紧接着,他眼中那丝挣扎和痛苦如同潮水般退去,迅速恢复了之前那种死水般的空洞和麻木。他不再看我,仿佛刚才的一切只是我的幻觉。他转过身,像一具真正的提线木偶,迈着僵硬的步伐,无声无息地走出了里间,离开了老屋。
我瘫软在墙根,心脏几乎要从喉咙里跳出来,后背已被冷汗完全浸透。
王老栓……他还有意识?!至少在某个瞬间,他挣脱了那种控制?他在向我示警?
那个图案……“快走”……
此地不宜久留!必须立刻拿到灯,然后离开!
我再也顾不得腿上的剧痛,手脚并用地从后窗口爬了进去,重重摔在里间的泥地上。顾不上疼痛,我连滚带爬地扑到床边,伸手探入床下,疯狂地拨开那些杂物。
碰到了!那冰冷、滑腻的触感!
我将缚魂灯一把捞了出来,紧紧抱在怀里。它的冰冷透过衣物渗入皮肤,那股诡异的牵引感瞬间消失了,取而代之的是一种沉甸甸的、如同抱着自己墓碑的宿命感。
就在这时——
“咚!”
“咚!”
“咚!”
缓慢而沉重的敲门声,从前门传来。
和清晨村长来“请”我时,一模一样!
“阿祈……在里面吗?”
是李二的声音!干涩,平板,毫无人气。
“开门……天黑了……该……点灯了……”
点灯?!
我猛地抬头看向窗外。
天色,不知何时已经彻底黑透。浓墨般的夜色笼罩下来,远处,一点点幽绿的光芒,如同鬼火般,次第亮起!
家家户户门前的缚魂灯……被点燃了!
黑夜降临,亡魂苏醒!
小主,
而他们,来找我“点灯”了!
我抱着冰冷刺骨的缚魂灯,蜷缩在奶奶老屋的里间,听着门外那催命般的敲门声,感觉自己正坠入一个永不醒来的噩梦深渊。

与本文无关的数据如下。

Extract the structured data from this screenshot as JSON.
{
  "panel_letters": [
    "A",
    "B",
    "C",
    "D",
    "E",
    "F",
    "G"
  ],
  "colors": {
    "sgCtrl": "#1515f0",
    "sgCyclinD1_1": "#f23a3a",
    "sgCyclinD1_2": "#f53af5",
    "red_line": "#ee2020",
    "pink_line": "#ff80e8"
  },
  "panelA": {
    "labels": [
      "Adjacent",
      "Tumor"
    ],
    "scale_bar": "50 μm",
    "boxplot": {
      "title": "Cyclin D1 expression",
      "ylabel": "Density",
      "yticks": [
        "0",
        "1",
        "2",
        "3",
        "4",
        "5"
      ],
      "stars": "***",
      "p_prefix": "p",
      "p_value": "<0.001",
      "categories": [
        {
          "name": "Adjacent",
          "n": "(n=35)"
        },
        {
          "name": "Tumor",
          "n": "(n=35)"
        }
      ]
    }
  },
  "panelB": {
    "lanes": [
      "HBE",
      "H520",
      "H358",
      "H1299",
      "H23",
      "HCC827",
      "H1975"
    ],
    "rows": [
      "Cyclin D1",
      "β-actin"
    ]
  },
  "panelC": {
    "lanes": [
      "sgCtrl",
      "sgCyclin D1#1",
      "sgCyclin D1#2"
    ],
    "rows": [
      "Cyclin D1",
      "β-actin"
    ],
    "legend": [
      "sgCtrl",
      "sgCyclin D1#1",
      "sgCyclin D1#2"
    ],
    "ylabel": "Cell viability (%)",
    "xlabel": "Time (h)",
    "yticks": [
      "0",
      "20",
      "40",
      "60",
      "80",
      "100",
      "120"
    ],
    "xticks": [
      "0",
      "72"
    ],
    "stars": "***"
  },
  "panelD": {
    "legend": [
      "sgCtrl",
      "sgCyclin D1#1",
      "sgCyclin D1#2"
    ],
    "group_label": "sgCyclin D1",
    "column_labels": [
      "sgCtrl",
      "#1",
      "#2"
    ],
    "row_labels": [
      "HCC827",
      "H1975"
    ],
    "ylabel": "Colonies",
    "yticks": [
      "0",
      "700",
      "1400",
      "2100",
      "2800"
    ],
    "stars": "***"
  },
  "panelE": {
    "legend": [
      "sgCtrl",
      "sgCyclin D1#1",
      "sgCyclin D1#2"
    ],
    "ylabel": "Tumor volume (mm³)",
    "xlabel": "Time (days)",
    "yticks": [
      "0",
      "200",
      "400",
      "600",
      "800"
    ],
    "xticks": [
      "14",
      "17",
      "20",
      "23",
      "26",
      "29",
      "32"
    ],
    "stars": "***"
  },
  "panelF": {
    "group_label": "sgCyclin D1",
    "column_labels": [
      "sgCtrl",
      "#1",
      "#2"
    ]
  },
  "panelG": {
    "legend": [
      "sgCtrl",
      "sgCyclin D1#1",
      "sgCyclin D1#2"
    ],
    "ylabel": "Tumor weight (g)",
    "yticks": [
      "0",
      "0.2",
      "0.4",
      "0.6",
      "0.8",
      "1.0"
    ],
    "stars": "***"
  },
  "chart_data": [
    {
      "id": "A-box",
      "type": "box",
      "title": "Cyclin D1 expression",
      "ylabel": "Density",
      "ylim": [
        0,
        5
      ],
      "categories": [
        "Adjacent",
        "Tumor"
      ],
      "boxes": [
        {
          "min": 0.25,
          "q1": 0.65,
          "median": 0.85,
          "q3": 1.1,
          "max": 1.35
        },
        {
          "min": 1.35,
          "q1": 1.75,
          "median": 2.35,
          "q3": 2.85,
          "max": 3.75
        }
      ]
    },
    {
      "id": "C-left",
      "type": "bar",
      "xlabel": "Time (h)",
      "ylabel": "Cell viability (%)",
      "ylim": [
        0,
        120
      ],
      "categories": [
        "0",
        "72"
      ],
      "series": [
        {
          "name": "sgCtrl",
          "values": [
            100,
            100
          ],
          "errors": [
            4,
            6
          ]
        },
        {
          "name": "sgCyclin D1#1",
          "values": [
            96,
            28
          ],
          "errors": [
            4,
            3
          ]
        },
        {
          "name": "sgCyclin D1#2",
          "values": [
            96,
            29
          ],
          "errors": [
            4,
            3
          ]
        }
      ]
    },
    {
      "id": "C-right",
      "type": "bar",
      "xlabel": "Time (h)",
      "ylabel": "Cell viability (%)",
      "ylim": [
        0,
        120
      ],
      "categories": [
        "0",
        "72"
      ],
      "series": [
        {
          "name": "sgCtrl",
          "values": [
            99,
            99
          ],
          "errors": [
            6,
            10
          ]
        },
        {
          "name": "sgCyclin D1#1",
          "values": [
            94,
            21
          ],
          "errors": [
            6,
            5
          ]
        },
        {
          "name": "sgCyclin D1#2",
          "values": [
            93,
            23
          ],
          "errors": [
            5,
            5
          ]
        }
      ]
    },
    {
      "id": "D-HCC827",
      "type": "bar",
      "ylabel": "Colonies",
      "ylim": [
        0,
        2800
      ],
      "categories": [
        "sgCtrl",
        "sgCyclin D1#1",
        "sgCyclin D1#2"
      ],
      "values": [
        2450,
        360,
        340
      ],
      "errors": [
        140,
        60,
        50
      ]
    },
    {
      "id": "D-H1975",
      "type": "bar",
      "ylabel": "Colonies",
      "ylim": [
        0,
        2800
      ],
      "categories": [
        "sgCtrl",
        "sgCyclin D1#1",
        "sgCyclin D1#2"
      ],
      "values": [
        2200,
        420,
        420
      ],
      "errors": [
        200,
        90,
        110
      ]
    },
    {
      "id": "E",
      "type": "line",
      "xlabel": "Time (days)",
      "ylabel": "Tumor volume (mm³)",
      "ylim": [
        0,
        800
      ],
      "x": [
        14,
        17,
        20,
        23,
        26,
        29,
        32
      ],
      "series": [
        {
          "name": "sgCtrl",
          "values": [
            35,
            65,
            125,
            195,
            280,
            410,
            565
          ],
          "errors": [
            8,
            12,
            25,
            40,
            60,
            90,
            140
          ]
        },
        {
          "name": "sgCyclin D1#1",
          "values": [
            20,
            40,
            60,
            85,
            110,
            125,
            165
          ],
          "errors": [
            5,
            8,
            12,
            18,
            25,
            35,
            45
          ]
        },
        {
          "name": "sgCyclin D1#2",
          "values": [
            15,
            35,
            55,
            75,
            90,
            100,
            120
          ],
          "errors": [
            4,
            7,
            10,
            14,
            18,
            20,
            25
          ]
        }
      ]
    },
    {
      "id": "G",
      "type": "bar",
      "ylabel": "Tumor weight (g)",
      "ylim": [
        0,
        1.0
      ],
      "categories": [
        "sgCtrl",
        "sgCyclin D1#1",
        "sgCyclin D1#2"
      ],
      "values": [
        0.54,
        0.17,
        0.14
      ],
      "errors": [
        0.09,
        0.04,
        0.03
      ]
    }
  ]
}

腿上的伤,怀里的灯,门外的“人”,还有王老栓那无声的警告和痛苦的眼神……
我该往哪里逃?
“咚!”
“咚!”
“咚!”
敲门声不疾不徐,带着一种令人牙酸的规律性,每一次都像是直接敲在我的心脏上。李二那干涩平板的声音在门外回荡,与这死寂的村庄格格不入,却又诡异地融入了这片被夜色与鬼火统治的领域。
“阿祈……开门……天黑了……该……点灯了……”
点灯。点我怀里这盏吗?点了之后,我会不会也变成窗外那些眼眶里燃烧绿火、行动僵硬的活尸?还是像册子里说的,魂魄被灯吞噬燃烧,永世不得超生?
恐惧像冰水灌满肺叶,让我无法呼吸。我死死抱住怀里的缚魂灯,它的冰冷几乎要冻结我的指尖。后背紧贴着里间冰冷的土墙,仿佛这样才能汲取一点虚假的安全感。
不能开门!绝对不能!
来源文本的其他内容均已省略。